Potential matches were in sight at Sky Food Fair, part of the CPH Food project, which gathered start-ups, scientists and students within the food industry to find their perfect match and hopefully a collaborative relationship.
Wednesday the 31stof October the innovation love was on fire at the Sky Food Fair event, where start-ups, scientists, students and investors participated in a match making session.
The purpose of the event was to match businesses and scientist or students, and as a result, increase the degree of innovation. Moreover, the purpose was to break down the wall between industry and knowledge institutions for more collaboration, and that is one of the reasons why Danish Food Cluster is partner in the project:
“Danish Food Cluster is partner in CPH food, because Region Zealand and the Capital Region of Denmark have a great potential for food innovation with many startups and strong knowledge institutions. Bringing the two partners closer together is a great example of collaboration for all of the food cluster,” says Lone Ryg Olsen, CEO, Danish Food Cluster.
As part of the event, which took place at DTU’s Foodlab, Skylab, the participants got a guided tour around the innovative facilities, followed by inspirational talks by two former CPH Food participants.
Indoor vertical farms from DTU’s food lab. Vertical farming is farming in layers and thereby optimizing space application.
How does businesses benefit from participating in CPH-FOOD?
“It is one thing to work with a new idea in your home kitchen, it is something completely different to develop the idea and to live up to the requirements of the Food Authorities. And it is essential for a start-up business without many financial resources to get the knowledge and especially the network that we got from being part of the project,”
Was a previous statement about CPH Food by Mayianne Malin Holm Dinesen, who got help from CPH Food with research on her kefir product last year, and also made a presentation at Sky Food Fair 2.0.
“Neccesary expertise, neccesary ressources and an optimization in the process”
That was a sum up of another presentation by Trine Aabo, and a sum up of how CPH Food contributed to her business, Particle Tech.
It is not the only snails that is the product to be sold but also the caviar from the snails – a new and expensive trend that Ditte Ankjærgaard from Danske Frilandssnegle is building her business upon.
Making real slow food quicker
How can we optimize our snail production?
That was a central challenge to Ditte Ankjærgaard from Danske Frilandssnegle (Danish free-range snails), a participant looking for a collaboration partner to help her company.
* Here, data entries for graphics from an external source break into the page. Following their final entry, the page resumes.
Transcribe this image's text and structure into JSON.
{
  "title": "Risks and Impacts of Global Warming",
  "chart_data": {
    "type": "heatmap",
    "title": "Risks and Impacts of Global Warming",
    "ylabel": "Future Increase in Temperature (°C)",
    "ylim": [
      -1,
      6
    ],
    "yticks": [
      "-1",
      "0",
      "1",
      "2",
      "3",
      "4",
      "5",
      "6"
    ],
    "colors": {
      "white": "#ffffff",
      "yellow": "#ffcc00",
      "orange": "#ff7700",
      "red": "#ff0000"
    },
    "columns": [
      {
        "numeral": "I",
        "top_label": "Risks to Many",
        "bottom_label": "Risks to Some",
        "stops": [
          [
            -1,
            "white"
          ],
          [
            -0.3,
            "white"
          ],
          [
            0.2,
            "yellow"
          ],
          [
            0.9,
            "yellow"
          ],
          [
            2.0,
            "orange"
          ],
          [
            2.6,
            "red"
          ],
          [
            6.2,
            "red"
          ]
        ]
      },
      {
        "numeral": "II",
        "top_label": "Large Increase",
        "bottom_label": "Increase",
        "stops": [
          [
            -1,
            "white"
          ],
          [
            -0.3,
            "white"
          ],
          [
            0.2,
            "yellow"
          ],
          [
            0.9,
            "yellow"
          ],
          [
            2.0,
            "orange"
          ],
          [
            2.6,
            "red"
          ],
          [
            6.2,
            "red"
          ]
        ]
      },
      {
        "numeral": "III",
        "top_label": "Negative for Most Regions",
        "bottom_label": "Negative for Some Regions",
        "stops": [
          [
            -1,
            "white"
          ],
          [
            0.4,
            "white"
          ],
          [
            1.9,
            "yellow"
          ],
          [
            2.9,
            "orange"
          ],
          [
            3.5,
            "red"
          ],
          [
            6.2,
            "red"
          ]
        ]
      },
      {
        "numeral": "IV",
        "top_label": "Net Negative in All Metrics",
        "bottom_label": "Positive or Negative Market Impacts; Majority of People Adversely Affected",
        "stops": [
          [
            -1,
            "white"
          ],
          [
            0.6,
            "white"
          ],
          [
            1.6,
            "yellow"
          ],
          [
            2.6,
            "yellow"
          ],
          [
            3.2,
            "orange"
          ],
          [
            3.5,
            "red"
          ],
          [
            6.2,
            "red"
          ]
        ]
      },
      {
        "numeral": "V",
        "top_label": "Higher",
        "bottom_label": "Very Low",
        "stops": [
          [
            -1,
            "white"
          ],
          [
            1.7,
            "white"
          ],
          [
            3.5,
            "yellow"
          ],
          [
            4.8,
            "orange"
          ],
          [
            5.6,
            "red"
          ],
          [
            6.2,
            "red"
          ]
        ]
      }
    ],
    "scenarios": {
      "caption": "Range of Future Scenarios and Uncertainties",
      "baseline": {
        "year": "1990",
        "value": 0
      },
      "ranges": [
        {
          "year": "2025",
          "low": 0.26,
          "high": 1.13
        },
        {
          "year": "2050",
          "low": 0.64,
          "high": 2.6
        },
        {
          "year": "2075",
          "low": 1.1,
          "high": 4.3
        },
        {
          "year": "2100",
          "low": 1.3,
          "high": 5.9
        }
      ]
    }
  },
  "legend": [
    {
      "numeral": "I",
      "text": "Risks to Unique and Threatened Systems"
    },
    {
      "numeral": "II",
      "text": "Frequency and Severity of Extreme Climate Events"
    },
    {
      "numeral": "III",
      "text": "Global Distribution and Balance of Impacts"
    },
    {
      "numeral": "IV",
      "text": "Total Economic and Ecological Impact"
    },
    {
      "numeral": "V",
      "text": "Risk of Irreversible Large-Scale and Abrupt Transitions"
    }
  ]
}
And CPH Food may be the one who will solve her problem. As a result of the participation in Sky Food Fair, Ditte Ankjærgaard got in touch with CPH-FOOD, who matched her business with a scientist:
“If our project gets approved, we will look forward to work with the possibilities of deployment and product development, plus to test shelf life and packaging, and whatever we can think of. It is about both microbiology and methods, so we are looking very much forward to get started.”